Vous pouvez penser si on parla de l’événement dans le pays. Condé avait une population paisible, mais Fresnes et Vieux-Condé qui l’encadrent étaient des centres ouvriers de verriers, de mineurs et de métallurgistes, tout au fond du bassin d’Anzin. Notre défilé à Condé derrière le drapeau rouge avait fait marcher les langues. Le principal du collège avait vite appris ma présence en tête du cortège
Est-ce que cette présence d’un pion du collège n’allait pas lui attirer des histoires, peut-être le retrait de quelques-uns de ses déjà si peu nombreux internes par quelque famille d’employés de la mine ou de paysans aisés des environs ?
Dans ma candeur, je n’imaginais pas que de tels malheurs pouvaient être suspendus sur la tête de mon principal. Et si même j’y avais pensé, j’y aurais été probablement insensible.
Voilà que deux ou trois semaines plus tard, je remettais ça. Cette tournée de conférences antimilitaristes, c’était encore un coup monté par moi. C’en était trop. Mais que faire ? Se plaindre à l’inspecteur d’académie avant que celui-ci, asticoté par la Compagnie des mines d’Anzin, ne s’en plaignit à lui ? Mais mon crime n’était pas énorme. En ce début de 1902, non pas que l’Université fût aussi bouillante dans ces lendemains de l’affaire Dreyfus qu’on le suppose parfois, au moins dans le Nord, et même ailleurs, on ne tracassait pas un pion pour des choses de ce genre. Du moins, je ne l’ai pas été. Sauf par mon principal, plus marchand de soupe qu’éducateur.
S’il fut agréablement surpris quand je lui remis ma démission, par contre mes camarades de Fresnes furent consternés. Delzant tout le premier. Et Dubois-Dessaulle donc ! Il devait rester toute une semaine dans la région et faire chaque soir une réunion. L’accompagner tous ces soirs-là, je ne pouvais y penser. Le petit groupe avait assez de prendre en charge les frais du conférencier. Quant à mon escarcelle, elle était légère. Donc, c’était exclu. Il m’est revenu à l’oreille plus tard, en d’autres circonstances, une remarque : Monatte doit avoir quelque fortune personnelle pour envoyer paître ainsi telle ou telle situation. Il m’est arrivé en effet d’en envoyer paître de meilleures sans savoir ce qui adviendrait, le lendemain, comme ce jour-là j’en quittai brusquement une assez peu brillante. Et sans grand pécule en poche. Question de tempérament. Comme le camarade à l’atelier, en ce temps-là, je ramassais mes clous.
Soudain, un besoin de liberté m’avait pris. Il fallait partir au loin. Où ? À Paris, évidemment.
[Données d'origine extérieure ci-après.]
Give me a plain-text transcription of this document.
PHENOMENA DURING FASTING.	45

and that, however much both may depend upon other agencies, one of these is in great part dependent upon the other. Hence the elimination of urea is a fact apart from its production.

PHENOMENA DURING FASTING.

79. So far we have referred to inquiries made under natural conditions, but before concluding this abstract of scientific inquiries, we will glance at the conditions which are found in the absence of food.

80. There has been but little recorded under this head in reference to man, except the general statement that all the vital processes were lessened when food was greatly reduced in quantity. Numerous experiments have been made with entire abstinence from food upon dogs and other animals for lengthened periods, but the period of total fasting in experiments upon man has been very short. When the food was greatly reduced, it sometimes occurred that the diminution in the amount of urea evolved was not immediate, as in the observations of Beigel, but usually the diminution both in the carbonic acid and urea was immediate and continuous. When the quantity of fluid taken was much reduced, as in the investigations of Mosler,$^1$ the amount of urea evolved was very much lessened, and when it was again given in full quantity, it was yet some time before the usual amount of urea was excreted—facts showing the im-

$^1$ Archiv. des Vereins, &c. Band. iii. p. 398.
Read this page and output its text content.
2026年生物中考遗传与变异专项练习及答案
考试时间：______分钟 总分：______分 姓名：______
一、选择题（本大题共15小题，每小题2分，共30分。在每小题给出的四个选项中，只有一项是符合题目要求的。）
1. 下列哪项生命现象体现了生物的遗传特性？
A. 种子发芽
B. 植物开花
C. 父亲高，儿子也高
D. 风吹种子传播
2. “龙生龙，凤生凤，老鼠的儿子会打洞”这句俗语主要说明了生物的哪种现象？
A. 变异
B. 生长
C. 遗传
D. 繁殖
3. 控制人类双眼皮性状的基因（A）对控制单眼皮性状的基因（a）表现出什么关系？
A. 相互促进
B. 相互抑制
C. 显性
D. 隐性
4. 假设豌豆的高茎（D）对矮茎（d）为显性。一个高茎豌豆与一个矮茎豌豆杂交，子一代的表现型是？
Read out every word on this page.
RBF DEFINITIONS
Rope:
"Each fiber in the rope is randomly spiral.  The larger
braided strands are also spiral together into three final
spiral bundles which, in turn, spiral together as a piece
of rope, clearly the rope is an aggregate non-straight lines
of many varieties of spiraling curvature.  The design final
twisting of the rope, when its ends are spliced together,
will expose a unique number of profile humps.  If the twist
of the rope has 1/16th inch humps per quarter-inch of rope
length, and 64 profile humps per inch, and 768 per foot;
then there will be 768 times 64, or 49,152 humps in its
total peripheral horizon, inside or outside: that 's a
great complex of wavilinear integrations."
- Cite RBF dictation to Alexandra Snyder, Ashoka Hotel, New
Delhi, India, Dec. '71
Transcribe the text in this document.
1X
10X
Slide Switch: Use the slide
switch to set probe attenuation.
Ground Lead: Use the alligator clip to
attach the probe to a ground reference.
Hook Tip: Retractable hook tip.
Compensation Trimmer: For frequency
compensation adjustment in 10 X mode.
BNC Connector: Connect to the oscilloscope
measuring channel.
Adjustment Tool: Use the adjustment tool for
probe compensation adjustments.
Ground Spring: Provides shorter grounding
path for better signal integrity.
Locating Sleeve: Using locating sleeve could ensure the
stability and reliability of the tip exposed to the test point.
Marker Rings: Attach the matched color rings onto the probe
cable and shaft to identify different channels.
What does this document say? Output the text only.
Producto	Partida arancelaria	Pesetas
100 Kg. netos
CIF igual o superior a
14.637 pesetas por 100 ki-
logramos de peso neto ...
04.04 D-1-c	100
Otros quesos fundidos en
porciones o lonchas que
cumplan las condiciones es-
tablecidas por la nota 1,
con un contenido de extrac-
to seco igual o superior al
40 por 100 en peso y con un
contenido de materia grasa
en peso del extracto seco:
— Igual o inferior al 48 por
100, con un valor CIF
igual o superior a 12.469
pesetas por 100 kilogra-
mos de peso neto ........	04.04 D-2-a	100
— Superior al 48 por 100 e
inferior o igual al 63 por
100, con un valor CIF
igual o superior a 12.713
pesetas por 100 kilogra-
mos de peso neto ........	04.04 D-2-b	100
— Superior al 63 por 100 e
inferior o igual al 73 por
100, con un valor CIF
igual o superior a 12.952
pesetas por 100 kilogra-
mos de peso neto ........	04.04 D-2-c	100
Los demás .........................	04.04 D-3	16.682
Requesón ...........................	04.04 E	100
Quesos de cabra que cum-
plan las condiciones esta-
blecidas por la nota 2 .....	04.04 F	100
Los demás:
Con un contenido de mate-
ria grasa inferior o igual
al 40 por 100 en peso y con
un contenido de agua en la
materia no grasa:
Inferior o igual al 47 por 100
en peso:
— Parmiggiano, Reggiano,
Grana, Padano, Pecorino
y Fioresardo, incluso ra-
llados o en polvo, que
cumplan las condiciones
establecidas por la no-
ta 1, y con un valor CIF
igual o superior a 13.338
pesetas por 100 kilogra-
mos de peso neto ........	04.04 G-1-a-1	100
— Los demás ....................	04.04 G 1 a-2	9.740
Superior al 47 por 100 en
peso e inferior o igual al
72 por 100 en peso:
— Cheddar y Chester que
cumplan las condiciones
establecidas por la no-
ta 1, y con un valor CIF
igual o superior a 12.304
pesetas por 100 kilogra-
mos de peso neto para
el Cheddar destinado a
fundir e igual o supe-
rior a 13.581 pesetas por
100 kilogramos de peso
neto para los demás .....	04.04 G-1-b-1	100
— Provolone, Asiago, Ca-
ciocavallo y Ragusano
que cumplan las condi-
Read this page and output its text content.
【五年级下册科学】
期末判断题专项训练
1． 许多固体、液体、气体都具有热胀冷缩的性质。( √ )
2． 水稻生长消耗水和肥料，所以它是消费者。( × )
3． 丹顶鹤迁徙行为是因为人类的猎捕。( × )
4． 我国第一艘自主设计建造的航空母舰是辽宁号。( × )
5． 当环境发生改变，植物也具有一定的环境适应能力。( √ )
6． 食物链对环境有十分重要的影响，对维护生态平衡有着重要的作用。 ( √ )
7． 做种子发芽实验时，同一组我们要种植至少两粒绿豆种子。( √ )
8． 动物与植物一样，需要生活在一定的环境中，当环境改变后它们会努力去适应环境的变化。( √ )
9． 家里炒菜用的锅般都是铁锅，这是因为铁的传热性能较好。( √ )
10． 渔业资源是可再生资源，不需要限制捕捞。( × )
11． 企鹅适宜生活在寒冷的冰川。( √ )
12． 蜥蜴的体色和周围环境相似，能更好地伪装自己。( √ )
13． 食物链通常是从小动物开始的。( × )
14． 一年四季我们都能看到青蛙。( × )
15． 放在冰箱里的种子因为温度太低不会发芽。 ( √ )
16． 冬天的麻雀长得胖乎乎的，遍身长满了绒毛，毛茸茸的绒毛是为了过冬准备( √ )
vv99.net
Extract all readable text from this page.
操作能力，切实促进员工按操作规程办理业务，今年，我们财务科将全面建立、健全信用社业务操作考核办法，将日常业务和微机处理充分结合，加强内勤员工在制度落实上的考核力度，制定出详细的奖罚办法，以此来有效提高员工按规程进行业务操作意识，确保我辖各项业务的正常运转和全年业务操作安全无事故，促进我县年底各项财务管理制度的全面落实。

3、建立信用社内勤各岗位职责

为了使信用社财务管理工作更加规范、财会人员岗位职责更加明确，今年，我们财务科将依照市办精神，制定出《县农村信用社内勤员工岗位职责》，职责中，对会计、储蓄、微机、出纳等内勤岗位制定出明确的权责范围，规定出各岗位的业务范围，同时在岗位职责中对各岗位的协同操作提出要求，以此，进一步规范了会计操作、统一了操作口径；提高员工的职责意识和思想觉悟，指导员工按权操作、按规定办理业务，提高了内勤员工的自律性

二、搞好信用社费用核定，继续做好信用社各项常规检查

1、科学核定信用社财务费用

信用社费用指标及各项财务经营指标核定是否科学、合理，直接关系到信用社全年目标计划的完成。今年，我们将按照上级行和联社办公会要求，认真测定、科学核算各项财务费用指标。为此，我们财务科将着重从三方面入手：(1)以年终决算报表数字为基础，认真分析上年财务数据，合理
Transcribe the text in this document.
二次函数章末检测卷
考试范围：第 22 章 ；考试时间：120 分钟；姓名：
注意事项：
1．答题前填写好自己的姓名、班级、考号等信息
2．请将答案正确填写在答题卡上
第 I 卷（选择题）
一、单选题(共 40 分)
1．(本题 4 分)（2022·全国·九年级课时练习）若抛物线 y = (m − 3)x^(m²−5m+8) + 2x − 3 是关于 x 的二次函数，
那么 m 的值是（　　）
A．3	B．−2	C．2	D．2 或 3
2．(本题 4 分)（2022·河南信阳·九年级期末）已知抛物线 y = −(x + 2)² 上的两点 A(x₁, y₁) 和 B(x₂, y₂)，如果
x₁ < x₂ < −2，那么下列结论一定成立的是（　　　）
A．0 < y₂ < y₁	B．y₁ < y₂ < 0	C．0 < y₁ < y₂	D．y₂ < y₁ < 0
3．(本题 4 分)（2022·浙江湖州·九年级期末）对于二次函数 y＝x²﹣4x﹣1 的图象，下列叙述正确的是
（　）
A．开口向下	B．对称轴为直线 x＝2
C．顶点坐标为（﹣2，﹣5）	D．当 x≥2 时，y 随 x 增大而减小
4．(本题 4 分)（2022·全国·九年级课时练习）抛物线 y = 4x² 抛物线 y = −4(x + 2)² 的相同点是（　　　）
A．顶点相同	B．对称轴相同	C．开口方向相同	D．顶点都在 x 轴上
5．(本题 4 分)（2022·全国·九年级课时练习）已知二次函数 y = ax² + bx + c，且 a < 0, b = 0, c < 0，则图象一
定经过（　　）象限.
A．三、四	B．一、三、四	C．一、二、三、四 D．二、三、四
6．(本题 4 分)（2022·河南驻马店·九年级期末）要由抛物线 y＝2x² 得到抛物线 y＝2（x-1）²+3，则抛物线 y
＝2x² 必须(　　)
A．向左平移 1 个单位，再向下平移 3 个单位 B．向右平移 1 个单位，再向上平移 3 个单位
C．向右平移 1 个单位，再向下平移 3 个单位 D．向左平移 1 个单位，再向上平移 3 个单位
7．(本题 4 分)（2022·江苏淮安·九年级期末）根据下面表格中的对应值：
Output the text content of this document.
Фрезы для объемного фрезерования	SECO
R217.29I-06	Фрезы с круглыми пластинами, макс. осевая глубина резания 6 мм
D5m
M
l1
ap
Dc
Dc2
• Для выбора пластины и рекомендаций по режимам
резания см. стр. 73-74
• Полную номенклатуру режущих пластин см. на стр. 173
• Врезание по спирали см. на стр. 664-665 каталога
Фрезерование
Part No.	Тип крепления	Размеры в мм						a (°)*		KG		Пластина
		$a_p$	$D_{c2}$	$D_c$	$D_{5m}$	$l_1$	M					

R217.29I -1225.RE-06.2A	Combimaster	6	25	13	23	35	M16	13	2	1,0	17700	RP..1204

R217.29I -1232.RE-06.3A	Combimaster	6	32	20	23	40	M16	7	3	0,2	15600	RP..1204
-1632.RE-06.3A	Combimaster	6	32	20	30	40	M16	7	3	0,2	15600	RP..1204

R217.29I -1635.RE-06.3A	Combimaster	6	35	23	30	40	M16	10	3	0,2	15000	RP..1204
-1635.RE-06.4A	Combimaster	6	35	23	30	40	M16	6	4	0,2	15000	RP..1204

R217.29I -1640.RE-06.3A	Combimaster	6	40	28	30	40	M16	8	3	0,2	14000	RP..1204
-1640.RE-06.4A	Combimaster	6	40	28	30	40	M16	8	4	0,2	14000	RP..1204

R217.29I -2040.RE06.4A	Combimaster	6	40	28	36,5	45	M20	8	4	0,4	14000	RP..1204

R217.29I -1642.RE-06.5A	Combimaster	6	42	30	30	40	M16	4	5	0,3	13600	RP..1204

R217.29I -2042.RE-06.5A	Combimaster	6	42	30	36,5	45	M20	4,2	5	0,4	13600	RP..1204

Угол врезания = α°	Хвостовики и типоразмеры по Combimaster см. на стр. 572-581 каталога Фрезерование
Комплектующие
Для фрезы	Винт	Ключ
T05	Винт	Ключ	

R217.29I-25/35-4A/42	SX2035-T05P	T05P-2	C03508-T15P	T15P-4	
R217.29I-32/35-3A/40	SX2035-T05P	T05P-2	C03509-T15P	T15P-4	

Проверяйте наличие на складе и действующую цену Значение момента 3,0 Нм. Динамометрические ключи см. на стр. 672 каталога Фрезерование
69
Le coup du mur à « faire » s’était produit alors que j’étais déjà tout remué par l’air du dehors que m’avait apporté Dubois-Dessaulle, par la longue conversation que nous avions eue tout l’après-midi du samedi sur les idées et le mouvement. La vie de pion de collège m’était apparue dans toute sa tristesse. Cette vie n’est acceptable quelques années que si l’on prépare un examen qui vous en fasse sortir. Or, je n’en préparais aucun. Rien ne me retenait.
Pas même une petite amie ? direz-vous peut-être. Pas même. Pourtant à vingt ans on ne vit pas seulement de lectures, d’études, d’idées. J’étais seulement depuis trois à quatre mois à Condé et mes vingt et un ans se partageaient entre les corvées du collège, la lecture dans ma piaule et les camarades de Fresnes. Pourtant un soir, alors qu’avec tout le collège j’étais dans la salle des fêtes de Condé où l’on jouait une pièce de théâtre, j’avais eu l’impression qu’une grande chose – grande pour moi – était en train de m’arriver. Au cours de la soirée un jeune beau visage m’avait frappé et je crois bien que nous nous sommes mangé des yeux durant plusieurs heures. À la sortie, dans la cohue, nous avions pris rendez-vous pour le lendemain. Près du kiosque à musique sur la grand-place. À l’heure dite, dans l’ombre de la soirée d’hiver, une ombre doublée d’un épais brouillard, j’ai attendu un long moment. Pas un passant. Puis un frôlement brusque. Ce n’était pas le jeune beau visage. « N’attendez pas ma sœur. D’ailleurs elle est fiancée. » La vision s’était fondue dans le brouillard. Un petit coup au cœur et je regagnais le collège.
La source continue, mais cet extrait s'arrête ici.